Non, le Cloud Computing, c’est bien plus que cela.
C’est un ensemble qui sous-entend une virtualisation de toutes les ressources d’infrastructure informatique de l’entreprise (sécurité, réseau, base de données, logicielle, serveur…). En clair, l’intégration cohérente d’une architecture complexe qui va venir remplacer complètement une salle informatique cliente. C’est aussi changer la vision qu’une entreprise peut avoir de son système d’information perçu comme un outil de productivité et non comme une charge financière et humaine.
Techniquement, seuls deux éléments (NAS et serveurs) sur au moins six (Load Balancer, Firewall, switchs, routeurs…) qui composent une infrastructure complète sont aujourd’hui virtualisables en masse et à la demande, et ce, pour un coût exorbitant (soit entre 20 et 30% des ressources hardware en sus des coûts de licence).
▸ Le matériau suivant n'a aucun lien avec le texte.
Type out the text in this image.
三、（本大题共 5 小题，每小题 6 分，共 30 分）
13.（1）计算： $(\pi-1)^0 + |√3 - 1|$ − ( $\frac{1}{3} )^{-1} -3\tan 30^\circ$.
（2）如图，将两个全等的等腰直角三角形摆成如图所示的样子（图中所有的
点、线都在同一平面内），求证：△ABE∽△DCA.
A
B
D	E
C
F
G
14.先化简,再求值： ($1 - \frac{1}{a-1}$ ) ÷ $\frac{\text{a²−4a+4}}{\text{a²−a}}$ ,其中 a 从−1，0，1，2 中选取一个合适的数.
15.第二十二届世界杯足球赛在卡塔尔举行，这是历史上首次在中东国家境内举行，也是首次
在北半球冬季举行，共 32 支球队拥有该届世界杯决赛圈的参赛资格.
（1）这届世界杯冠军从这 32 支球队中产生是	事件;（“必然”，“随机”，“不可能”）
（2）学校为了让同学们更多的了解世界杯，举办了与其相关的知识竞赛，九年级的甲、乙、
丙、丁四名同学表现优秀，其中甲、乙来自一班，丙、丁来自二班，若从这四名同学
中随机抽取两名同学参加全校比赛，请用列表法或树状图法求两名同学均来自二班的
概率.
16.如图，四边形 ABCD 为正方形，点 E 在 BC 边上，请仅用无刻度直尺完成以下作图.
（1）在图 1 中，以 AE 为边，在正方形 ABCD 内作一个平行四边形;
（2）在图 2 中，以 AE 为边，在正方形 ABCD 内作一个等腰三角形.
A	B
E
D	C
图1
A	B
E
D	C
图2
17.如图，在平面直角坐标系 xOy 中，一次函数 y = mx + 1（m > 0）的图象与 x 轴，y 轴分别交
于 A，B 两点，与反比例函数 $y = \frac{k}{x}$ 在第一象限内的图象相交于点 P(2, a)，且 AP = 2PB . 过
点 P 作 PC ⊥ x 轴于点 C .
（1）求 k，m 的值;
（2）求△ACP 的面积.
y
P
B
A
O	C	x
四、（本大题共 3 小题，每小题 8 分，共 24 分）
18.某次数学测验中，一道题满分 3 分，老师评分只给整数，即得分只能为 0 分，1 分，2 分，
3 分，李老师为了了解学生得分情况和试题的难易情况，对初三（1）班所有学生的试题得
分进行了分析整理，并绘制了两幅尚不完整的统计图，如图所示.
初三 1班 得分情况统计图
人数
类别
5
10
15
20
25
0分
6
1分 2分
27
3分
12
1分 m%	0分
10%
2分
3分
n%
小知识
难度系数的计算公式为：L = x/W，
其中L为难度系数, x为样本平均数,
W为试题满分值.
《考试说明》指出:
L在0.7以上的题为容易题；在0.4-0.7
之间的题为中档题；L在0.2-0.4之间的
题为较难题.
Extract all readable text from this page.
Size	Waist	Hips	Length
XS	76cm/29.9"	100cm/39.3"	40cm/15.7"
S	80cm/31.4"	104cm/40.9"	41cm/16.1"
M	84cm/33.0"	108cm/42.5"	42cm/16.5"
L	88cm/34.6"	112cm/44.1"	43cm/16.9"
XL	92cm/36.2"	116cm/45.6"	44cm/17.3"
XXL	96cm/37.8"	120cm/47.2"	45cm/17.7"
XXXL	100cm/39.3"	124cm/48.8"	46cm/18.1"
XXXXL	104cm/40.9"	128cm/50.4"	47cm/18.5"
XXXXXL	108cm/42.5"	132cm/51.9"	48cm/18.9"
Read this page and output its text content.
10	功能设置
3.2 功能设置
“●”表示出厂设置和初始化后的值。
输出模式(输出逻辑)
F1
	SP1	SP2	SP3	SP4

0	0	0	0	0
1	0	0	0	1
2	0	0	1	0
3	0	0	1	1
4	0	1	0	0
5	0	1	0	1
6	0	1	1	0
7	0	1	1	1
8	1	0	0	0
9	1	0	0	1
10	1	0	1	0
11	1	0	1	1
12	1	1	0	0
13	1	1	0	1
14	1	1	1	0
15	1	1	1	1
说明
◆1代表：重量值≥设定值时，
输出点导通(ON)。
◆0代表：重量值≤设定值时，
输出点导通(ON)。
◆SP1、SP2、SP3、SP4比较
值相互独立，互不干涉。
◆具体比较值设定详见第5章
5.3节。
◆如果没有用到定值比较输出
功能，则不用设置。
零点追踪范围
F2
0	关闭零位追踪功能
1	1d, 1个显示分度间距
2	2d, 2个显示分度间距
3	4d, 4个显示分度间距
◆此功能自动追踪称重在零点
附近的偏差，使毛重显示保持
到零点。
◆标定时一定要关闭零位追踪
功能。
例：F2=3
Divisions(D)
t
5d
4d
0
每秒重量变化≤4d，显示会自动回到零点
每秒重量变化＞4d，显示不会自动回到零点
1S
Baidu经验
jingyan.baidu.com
Et dans de nombreux cas de plateformes, la virtualisation partielle ne peut être adoptée comme un élément de simplification d’administration ou d’aide au développement.
Dans un contexte économique morose, où les DSI cherchent à rationaliser leurs dépenses au maximum, cette partialité a pour conséquence d’en freiner grandement l’adoption. Dans l’éventualité où toutes les entreprises adopteraient ces outils de virtualisation partielle, il serait difficile de se détacher entièrement et simplement de la couche hardware : ce qui ne répondrait donc qu’en partie à l’image d’un Cloud omniprésent.
Aussi, la taille des réseaux domestiques et mobiles est encore très insuffisante pour pouvoir faire transiter les flux générés par une utilisation de masse des terminaux légers.
Illustrons cette matérialité: un aficionado de Dirt 3 (jeu vidéo de rallye automobile) joue au travers de trois écrans en qualité Full HD et utilise un terminal léger qui consommerait 90Mbit/s de bande passante, sa petite sœur regarde la télévision en qualité Full HD (30Mbit/s supplémentaires), le père consulte les cours de la bourse en temps réel et continu depuis Bloomberg (35Mbit/s) et la mère suit les dernières actualités (5Mbit/s): au total, cette famille consomme alors un minimum de 160 Mbit/s de bande passante avec un burst probable de 40 Mbits/s supplémentaires. Le véritable Cloud devrait permettre à ce foyer d’utiliser des technologies similaires n’importe où et n’importe quand. Seulement, avec une telle consommation, les infrastructures déjà existantes ne pourraient servir que quelques millions de personnes tout au plus.
Une offre globale de Cloud Computing n’existe pas encore sur le marché car les technologies nécessaires à sa mise en place ne sont pas totalement fonctionnelles et parfois même, ne sont pas même compatibles entre elles. Par ailleurs, ce genre d’intégration ne peut se faire sans un accompagnement au changement au sein même de l’entreprise.
Selon moi, le Cloud Computing d’aujourd’hui est une avancée «marketing » se traduisant par une version Internet 3.0, puisqu’il s’agit de fournir toujours plus de services d’une manière plus « évoluée » au travers de la toile.

Le succès du Cloud Computing n’est qu’une question de temps mais les clients doivent connaître la vraie nature de ce qu’on leur propose et ne pas s’engager vers des choix qu’ils pensent pérennes alors qu’ils ne sont que temporaires voire incompatibles avec l’existant. Le Cloud Computing est une très belle idée sur le papier mais si nous continuons à le survendre alors que les technologies ne sont pas encore matures et que les entreprises ne sont pas totalement prêtes, nous risquons de voir revenir une bulle spéculative, à l’image de celle de 2001.
En effet, il y a dix ans, cette bulle a eu lieu essentiellement à cause de l’absence des technologies et/ou des infrastructures permettant l’accès au réseau et à la délivrance du contenu de masse. Par syllogisme, les clients (internautes) n’existaient pas non plus. Cette nouvelle bulle serait catastrophique pour une industrie dont on espère plutôt qu’elle sera l’un des moteurs de la reprise économique.